The first clue Jean Bart received of the exact nature of his new liege was the woman who was waiting on the road with horses, including one large enough Jean Bart could ride as well. Her smile was large and her eyes were shining with life but pure black from side to side.

She introduced herself as Ikkaku, and didn’t seem inclined to devour his soul, so Jean Bart kept his mouth shut and his eyes open as he accompanied them back to Law's castle.

Many of the other armsmen sworn to the sorcerer walked about with hidden eyes, but the ones Jean Bart could see followed the same pattern: lively and inhuman.

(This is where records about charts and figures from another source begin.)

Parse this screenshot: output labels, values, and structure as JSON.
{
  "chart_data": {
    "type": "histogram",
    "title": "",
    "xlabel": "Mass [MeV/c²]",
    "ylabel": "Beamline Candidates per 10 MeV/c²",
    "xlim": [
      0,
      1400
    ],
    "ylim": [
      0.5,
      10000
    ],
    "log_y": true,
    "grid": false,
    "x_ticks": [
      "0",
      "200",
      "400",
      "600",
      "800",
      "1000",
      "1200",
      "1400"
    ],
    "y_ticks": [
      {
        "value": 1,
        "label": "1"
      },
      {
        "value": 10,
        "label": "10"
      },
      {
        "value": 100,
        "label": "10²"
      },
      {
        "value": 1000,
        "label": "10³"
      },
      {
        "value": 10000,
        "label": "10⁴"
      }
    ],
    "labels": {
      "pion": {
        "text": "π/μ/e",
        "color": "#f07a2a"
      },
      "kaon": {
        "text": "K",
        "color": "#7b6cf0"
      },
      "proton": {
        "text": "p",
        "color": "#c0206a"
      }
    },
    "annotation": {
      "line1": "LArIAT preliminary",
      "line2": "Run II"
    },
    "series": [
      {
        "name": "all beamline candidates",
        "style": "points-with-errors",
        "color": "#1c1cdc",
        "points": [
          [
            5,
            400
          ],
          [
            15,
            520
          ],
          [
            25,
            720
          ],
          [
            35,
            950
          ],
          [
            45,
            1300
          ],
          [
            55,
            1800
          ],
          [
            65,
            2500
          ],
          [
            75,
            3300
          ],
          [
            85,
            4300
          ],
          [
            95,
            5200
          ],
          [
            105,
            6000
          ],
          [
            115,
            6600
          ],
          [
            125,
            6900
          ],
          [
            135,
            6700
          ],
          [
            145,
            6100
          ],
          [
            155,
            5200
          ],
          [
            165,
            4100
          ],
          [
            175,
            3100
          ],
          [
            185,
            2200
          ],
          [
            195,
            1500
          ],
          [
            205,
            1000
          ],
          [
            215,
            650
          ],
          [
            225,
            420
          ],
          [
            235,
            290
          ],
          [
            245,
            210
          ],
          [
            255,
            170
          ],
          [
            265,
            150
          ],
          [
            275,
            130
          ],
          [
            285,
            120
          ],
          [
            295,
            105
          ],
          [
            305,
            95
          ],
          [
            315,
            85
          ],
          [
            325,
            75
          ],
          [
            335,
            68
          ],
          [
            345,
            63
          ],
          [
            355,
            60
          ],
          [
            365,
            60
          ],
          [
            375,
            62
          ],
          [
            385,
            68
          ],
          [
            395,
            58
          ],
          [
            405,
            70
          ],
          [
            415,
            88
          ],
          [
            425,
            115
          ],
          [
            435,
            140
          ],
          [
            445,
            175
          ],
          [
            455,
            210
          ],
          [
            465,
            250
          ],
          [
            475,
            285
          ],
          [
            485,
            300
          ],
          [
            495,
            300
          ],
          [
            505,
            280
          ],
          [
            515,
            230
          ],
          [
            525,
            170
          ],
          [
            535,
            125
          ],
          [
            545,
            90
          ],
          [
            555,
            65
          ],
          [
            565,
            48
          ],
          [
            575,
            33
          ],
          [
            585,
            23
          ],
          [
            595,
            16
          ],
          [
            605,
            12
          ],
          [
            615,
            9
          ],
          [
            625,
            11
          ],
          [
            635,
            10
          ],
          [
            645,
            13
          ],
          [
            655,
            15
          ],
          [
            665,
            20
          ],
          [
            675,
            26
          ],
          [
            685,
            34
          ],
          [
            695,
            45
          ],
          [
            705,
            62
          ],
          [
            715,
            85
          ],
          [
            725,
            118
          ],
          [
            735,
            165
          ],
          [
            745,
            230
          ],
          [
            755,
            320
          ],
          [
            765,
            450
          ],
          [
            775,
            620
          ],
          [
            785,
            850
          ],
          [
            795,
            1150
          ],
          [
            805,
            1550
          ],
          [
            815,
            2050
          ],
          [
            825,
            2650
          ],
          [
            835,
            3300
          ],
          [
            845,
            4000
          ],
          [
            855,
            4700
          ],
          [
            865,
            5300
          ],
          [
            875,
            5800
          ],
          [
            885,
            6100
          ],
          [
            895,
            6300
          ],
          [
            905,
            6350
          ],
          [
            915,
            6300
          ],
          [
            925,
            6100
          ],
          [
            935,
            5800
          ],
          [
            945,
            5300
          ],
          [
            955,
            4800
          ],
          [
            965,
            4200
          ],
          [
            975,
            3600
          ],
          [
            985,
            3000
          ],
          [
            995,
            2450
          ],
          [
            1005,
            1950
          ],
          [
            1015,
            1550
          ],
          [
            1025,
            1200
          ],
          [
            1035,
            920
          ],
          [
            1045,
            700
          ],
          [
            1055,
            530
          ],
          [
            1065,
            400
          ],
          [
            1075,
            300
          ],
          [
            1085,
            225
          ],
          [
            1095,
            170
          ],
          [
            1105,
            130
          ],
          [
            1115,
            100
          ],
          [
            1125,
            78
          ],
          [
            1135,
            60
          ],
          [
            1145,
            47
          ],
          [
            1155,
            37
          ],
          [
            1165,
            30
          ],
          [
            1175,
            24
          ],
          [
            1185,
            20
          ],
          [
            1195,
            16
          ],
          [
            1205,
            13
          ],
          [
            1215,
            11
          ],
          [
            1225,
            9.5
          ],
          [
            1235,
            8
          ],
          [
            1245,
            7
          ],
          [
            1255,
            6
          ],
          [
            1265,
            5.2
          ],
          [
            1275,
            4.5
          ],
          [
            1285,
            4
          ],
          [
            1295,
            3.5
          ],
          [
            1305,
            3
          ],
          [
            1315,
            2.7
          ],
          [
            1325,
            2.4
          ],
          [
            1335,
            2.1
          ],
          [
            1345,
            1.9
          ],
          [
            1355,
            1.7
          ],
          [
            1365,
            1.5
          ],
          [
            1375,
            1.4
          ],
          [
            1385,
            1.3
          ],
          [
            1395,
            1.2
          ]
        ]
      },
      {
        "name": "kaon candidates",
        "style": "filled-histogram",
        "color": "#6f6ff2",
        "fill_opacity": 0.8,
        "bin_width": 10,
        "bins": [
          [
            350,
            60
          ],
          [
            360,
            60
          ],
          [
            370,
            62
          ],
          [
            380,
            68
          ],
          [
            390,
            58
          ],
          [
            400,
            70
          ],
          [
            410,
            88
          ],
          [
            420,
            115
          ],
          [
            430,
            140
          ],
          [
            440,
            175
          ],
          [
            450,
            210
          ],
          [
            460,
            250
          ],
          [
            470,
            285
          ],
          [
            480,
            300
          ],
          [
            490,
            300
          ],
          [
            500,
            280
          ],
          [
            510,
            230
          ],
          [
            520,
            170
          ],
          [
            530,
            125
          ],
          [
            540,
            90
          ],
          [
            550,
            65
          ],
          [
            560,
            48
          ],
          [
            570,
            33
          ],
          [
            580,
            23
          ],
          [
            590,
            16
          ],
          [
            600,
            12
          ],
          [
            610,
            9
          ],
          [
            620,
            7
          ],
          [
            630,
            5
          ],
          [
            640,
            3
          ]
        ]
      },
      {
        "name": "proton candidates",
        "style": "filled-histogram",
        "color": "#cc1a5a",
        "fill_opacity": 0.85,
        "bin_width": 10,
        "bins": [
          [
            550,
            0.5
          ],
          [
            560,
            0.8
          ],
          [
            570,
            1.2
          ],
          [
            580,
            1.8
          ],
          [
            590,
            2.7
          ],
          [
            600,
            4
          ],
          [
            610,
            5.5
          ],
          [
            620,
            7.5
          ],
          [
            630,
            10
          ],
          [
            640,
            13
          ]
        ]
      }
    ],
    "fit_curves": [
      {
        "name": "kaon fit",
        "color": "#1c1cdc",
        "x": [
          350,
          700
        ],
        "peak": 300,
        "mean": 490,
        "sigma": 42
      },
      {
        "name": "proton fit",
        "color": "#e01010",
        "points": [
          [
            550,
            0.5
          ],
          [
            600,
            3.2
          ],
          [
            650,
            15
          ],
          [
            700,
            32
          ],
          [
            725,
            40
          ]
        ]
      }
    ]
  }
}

Their names adhered to a pattern as well.

After a week of watching, with no better ideas than he’d started with, Jean Bart attempted to broach the topic subtly over tea.

“Should I plan to change my name?” He glanced around at Ikkaku, Clione, Shachi, Hakugan, and Uni.

Law coughed on his tea. “It’s—that won’t be necessary.”

“So you did start as a person!” Shachi said, delighted. “Penguin owes me money.”

“What else would I have started as?” Jean Bart asked, not sure if he should be offended.

“Captain has a way with animals,” Uni said, a laugh audible in his voice. “In case you hadn’t noticed. That’s how he got all of us.”

“…Is that so,” Jean Bart said. Suddenly the rumors that couldn’t agree what kind of animal the great immortal sorcerer had hidden his heart in made more sense.

“For the record,” Law said, wiping tea off his shirt. “I’m not forcing them to stay. I’ve told them they can leave.”

“He has,” Clione agreed. “But we like it here.”

“Besides, if we left him alone, he’d walk into the sea,” Ikkaku said, and Hakugan snickered.

“You know, some people are afraid of me,” Law said. “Lots of people, actually.”

“That’s because they haven’t had to listen to you fuss in their brains while you’re getting resurrected,” Shachi said.

“You don’t need to change your name,” Law said to Jean Bart, clearly having decided ignoring his crew was the better part of valor. “It’s fine.”

Jean Bart was now more curious about the mention of resurrection than about names, but he decided to save that for another day.


But I ask: did Law not dream all this? No, I am told it is the whole truth, so we have to believe it.